Ambiance : grisâtre et pressée.
Ambiance : grisâtre et pressée.
Elle,
cheveux ultracourts et rangers – oud Docs ? - est assise ce
qu’on suppose être une borne kilométrique – d’un autre temps
- sur le bord d’une route de campagne. Elément de décor :
des arbres à l’arrière plan, un ciel ensoleillé de fin de
journée.
Ambiance : douce et apaisée.
Ambiance : douce et apaisée.
Deux
mondes… Qui vont se percuter.
Dès
sa couverture « Ralentir » invite à la réflexion. Elle
va évidemment se poursuivre quand David, commercial pour une boîte
de traitement de déchets, prend en stop, sur sa route vers
Douarnenez, Emma, une jeune femme un peu rebelle, du moins à ses yeux.
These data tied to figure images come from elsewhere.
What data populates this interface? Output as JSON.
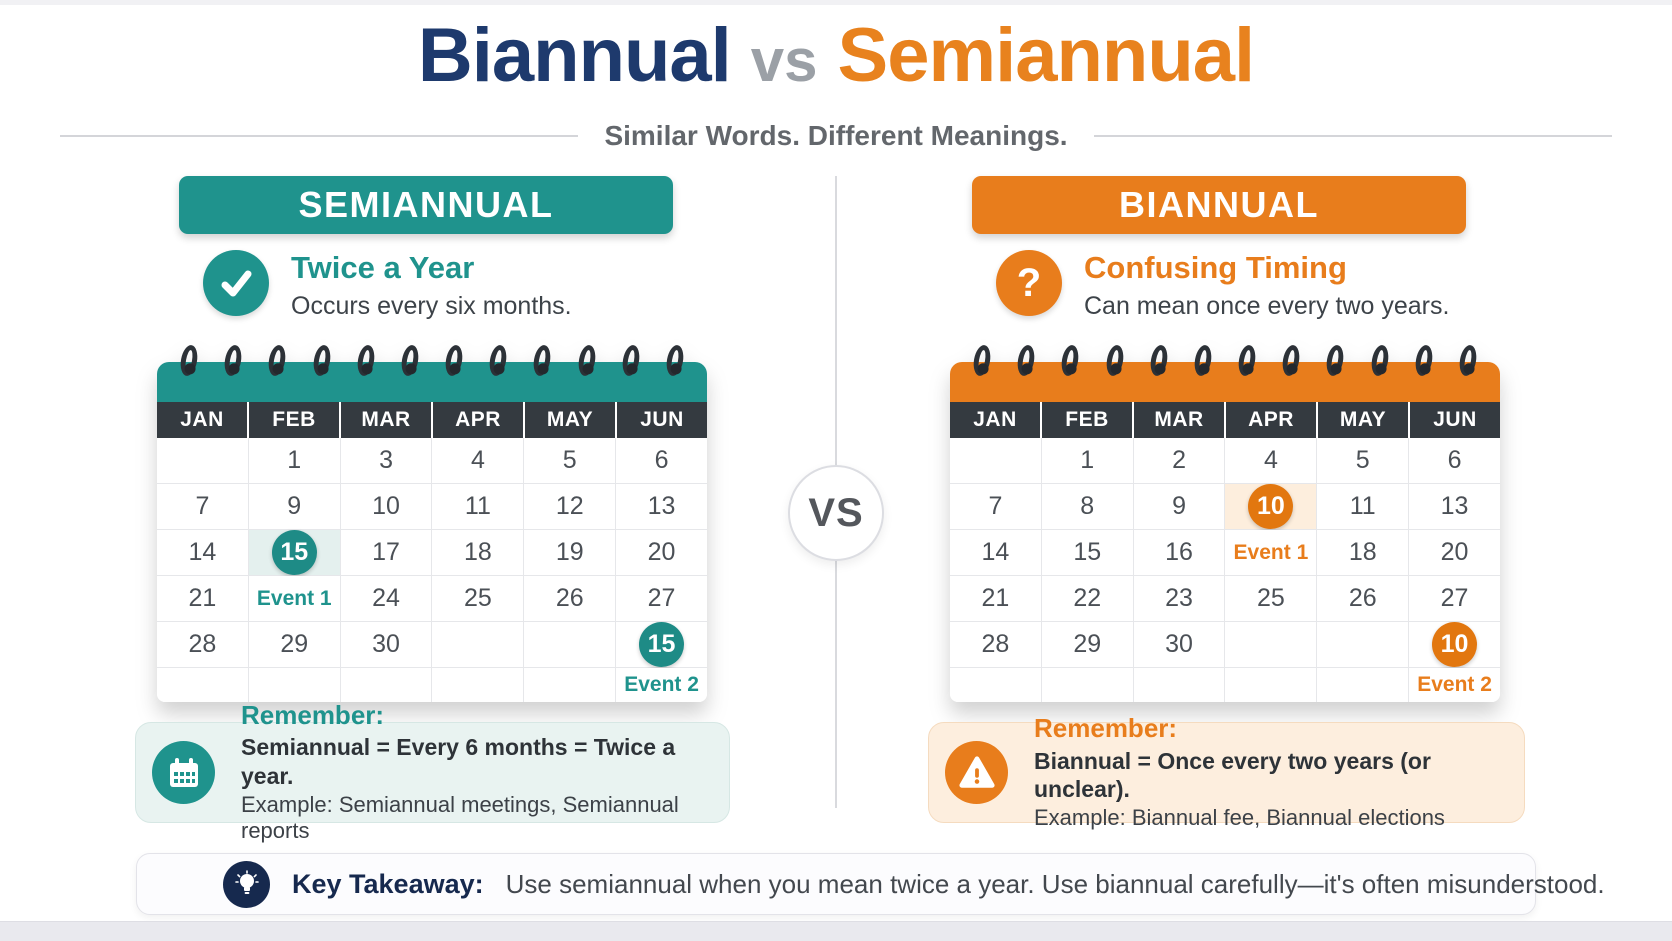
{
  "title": {
    "left": "Biannual",
    "vs": "vs",
    "right": "Semiannual",
    "subtitle": "Similar Words. Different Meanings."
  },
  "vs_badge": "VS",
  "calendar_months": [
    "JAN",
    "FEB",
    "MAR",
    "APR",
    "MAY",
    "JUN"
  ],
  "columns": [
    {
      "id": "semiannual",
      "banner": "SEMIANNUAL",
      "icon": "check-icon",
      "headline": "Twice a Year",
      "subline": "Occurs every six months.",
      "theme": {
        "accent": "#1f938d",
        "badge": "#1e8b86",
        "tint": "#e4f0ee",
        "box_bg": "#e9f3f1",
        "box_border": "#d6e7e4"
      },
      "calendar_rows": [
        [
          {
            "v": ""
          },
          {
            "v": "1"
          },
          {
            "v": "3"
          },
          {
            "v": "4"
          },
          {
            "v": "5"
          },
          {
            "v": "6"
          }
        ],
        [
          {
            "v": "7"
          },
          {
            "v": "9"
          },
          {
            "v": "10"
          },
          {
            "v": "11"
          },
          {
            "v": "12"
          },
          {
            "v": "13"
          }
        ],
        [
          {
            "v": "14"
          },
          {
            "v": "15",
            "kind": "badge",
            "hl": true
          },
          {
            "v": "17"
          },
          {
            "v": "18"
          },
          {
            "v": "19"
          },
          {
            "v": "20"
          }
        ],
        [
          {
            "v": "21"
          },
          {
            "v": "Event 1",
            "kind": "event"
          },
          {
            "v": "24"
          },
          {
            "v": "25"
          },
          {
            "v": "26"
          },
          {
            "v": "27"
          }
        ],
        [
          {
            "v": "28"
          },
          {
            "v": "29"
          },
          {
            "v": "30"
          },
          {
            "v": ""
          },
          {
            "v": ""
          },
          {
            "v": "15",
            "kind": "badge"
          }
        ],
        [
          {
            "v": ""
          },
          {
            "v": ""
          },
          {
            "v": ""
          },
          {
            "v": ""
          },
          {
            "v": ""
          },
          {
            "v": "Event 2",
            "kind": "event"
          }
        ]
      ],
      "remember": {
        "label": "Remember:",
        "line1": "Semiannual = Every 6 months = Twice a year.",
        "line2": "Example: Semiannual meetings, Semiannual reports",
        "icon": "calendar-icon"
      }
    },
    {
      "id": "biannual",
      "banner": "BIANNUAL",
      "icon": "question-icon",
      "headline": "Confusing Timing",
      "subline": "Can mean once every two years.",
      "theme": {
        "accent": "#e87d1c",
        "badge": "#e2770f",
        "tint": "#fdeedd",
        "box_bg": "#fdeede",
        "box_border": "#f5dbbf"
      },
      "calendar_rows": [
        [
          {
            "v": ""
          },
          {
            "v": "1"
          },
          {
            "v": "2"
          },
          {
            "v": "4"
          },
          {
            "v": "5"
          },
          {
            "v": "6"
          }
        ],
        [
          {
            "v": "7"
          },
          {
            "v": "8"
          },
          {
            "v": "9"
          },
          {
            "v": "10",
            "kind": "badge",
            "hl": true
          },
          {
            "v": "11"
          },
          {
            "v": "13"
          }
        ],
        [
          {
            "v": "14"
          },
          {
            "v": "15"
          },
          {
            "v": "16"
          },
          {
            "v": "Event 1",
            "kind": "event"
          },
          {
            "v": "18"
          },
          {
            "v": "20"
          }
        ],
        [
          {
            "v": "21"
          },
          {
            "v": "22"
          },
          {
            "v": "23"
          },
          {
            "v": "25"
          },
          {
            "v": "26"
          },
          {
            "v": "27"
          }
        ],
        [
          {
            "v": "28"
          },
          {
            "v": "29"
          },
          {
            "v": "30"
          },
          {
            "v": ""
          },
          {
            "v": ""
          },
          {
            "v": "10",
            "kind": "badge"
          }
        ],
        [
          {
            "v": ""
          },
          {
            "v": ""
          },
          {
            "v": ""
          },
          {
            "v": ""
          },
          {
            "v": ""
          },
          {
            "v": "Event 2",
            "kind": "event"
          }
        ]
      ],
      "remember": {
        "label": "Remember:",
        "line1": "Biannual = Once every two years (or unclear).",
        "line2": "Example: Biannual fee, Biannual elections",
        "icon": "warning-icon"
      }
    }
  ],
  "takeaway": {
    "icon": "lightbulb-icon",
    "label": "Key Takeaway:",
    "text": "Use semiannual when you mean twice a year. Use biannual carefully—it's often misunderstood."
  },
  "colors": {
    "title_navy": "#1e3a6d",
    "title_orange": "#e8821e",
    "vs_gray": "#9ba0a6",
    "subtitle_gray": "#63676c",
    "calendar_header_dark": "#343a40",
    "takeaway_navy": "#16294e",
    "teal_accent": "#1f938d",
    "orange_accent": "#e87d1c"
  }
}
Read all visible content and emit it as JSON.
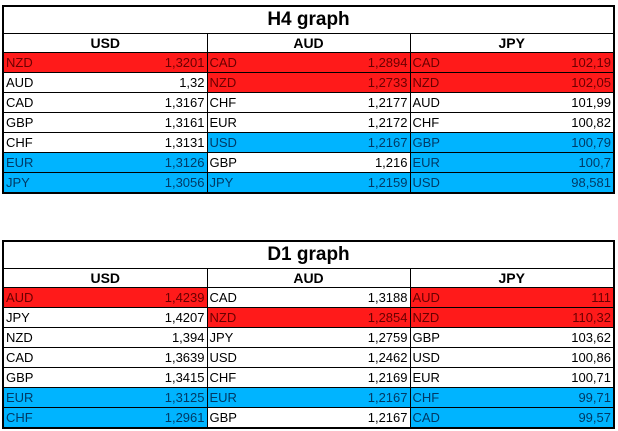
{
  "colors": {
    "highlight_red": "#ff1a1a",
    "highlight_blue": "#00b4ff",
    "border": "#000000"
  },
  "panels": [
    {
      "title": "H4 graph",
      "columns": [
        "USD",
        "AUD",
        "JPY"
      ],
      "rows": [
        [
          {
            "ccy": "NZD",
            "val": "1,3201",
            "hl": "red"
          },
          {
            "ccy": "CAD",
            "val": "1,2894",
            "hl": "red"
          },
          {
            "ccy": "CAD",
            "val": "102,19",
            "hl": "red"
          }
        ],
        [
          {
            "ccy": "AUD",
            "val": "1,32",
            "hl": "plain"
          },
          {
            "ccy": "NZD",
            "val": "1,2733",
            "hl": "red"
          },
          {
            "ccy": "NZD",
            "val": "102,05",
            "hl": "red"
          }
        ],
        [
          {
            "ccy": "CAD",
            "val": "1,3167",
            "hl": "plain"
          },
          {
            "ccy": "CHF",
            "val": "1,2177",
            "hl": "plain"
          },
          {
            "ccy": "AUD",
            "val": "101,99",
            "hl": "plain"
          }
        ],
        [
          {
            "ccy": "GBP",
            "val": "1,3161",
            "hl": "plain"
          },
          {
            "ccy": "EUR",
            "val": "1,2172",
            "hl": "plain"
          },
          {
            "ccy": "CHF",
            "val": "100,82",
            "hl": "plain"
          }
        ],
        [
          {
            "ccy": "CHF",
            "val": "1,3131",
            "hl": "plain"
          },
          {
            "ccy": "USD",
            "val": "1,2167",
            "hl": "blue"
          },
          {
            "ccy": "GBP",
            "val": "100,79",
            "hl": "blue"
          }
        ],
        [
          {
            "ccy": "EUR",
            "val": "1,3126",
            "hl": "blue"
          },
          {
            "ccy": "GBP",
            "val": "1,216",
            "hl": "plain"
          },
          {
            "ccy": "EUR",
            "val": "100,7",
            "hl": "blue"
          }
        ],
        [
          {
            "ccy": "JPY",
            "val": "1,3056",
            "hl": "blue"
          },
          {
            "ccy": "JPY",
            "val": "1,2159",
            "hl": "blue"
          },
          {
            "ccy": "USD",
            "val": "98,581",
            "hl": "blue"
          }
        ]
      ]
    },
    {
      "title": "D1 graph",
      "columns": [
        "USD",
        "AUD",
        "JPY"
      ],
      "rows": [
        [
          {
            "ccy": "AUD",
            "val": "1,4239",
            "hl": "red"
          },
          {
            "ccy": "CAD",
            "val": "1,3188",
            "hl": "plain"
          },
          {
            "ccy": "AUD",
            "val": "111",
            "hl": "red"
          }
        ],
        [
          {
            "ccy": "JPY",
            "val": "1,4207",
            "hl": "plain"
          },
          {
            "ccy": "NZD",
            "val": "1,2854",
            "hl": "red"
          },
          {
            "ccy": "NZD",
            "val": "110,32",
            "hl": "red"
          }
        ],
        [
          {
            "ccy": "NZD",
            "val": "1,394",
            "hl": "plain"
          },
          {
            "ccy": "JPY",
            "val": "1,2759",
            "hl": "plain"
          },
          {
            "ccy": "GBP",
            "val": "103,62",
            "hl": "plain"
          }
        ],
        [
          {
            "ccy": "CAD",
            "val": "1,3639",
            "hl": "plain"
          },
          {
            "ccy": "USD",
            "val": "1,2462",
            "hl": "plain"
          },
          {
            "ccy": "USD",
            "val": "100,86",
            "hl": "plain"
          }
        ],
        [
          {
            "ccy": "GBP",
            "val": "1,3415",
            "hl": "plain"
          },
          {
            "ccy": "CHF",
            "val": "1,2169",
            "hl": "plain"
          },
          {
            "ccy": "EUR",
            "val": "100,71",
            "hl": "plain"
          }
        ],
        [
          {
            "ccy": "EUR",
            "val": "1,3125",
            "hl": "blue"
          },
          {
            "ccy": "EUR",
            "val": "1,2167",
            "hl": "blue"
          },
          {
            "ccy": "CHF",
            "val": "99,71",
            "hl": "blue"
          }
        ],
        [
          {
            "ccy": "CHF",
            "val": "1,2961",
            "hl": "blue"
          },
          {
            "ccy": "GBP",
            "val": "1,2167",
            "hl": "plain"
          },
          {
            "ccy": "CAD",
            "val": "99,57",
            "hl": "blue"
          }
        ]
      ]
    }
  ]
}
Dans
l’espace clos et rapproché de l’habitacle automobile, ils vont
apprendre à se connaître et vite se rendre compte que leur place
dans la société n’est pas la même, et qu’elle va avec la
vision qu’ils ont de celle-ci… Déjà dans l’urgence du nouveau
poste qu’il vient de décrocher, David peine à comprendre Emma,
qui n’a jamais gardé un boulot plus de huit mois, et il n’est
pas loin de la considérer comme un parasite de son monde bien réglé.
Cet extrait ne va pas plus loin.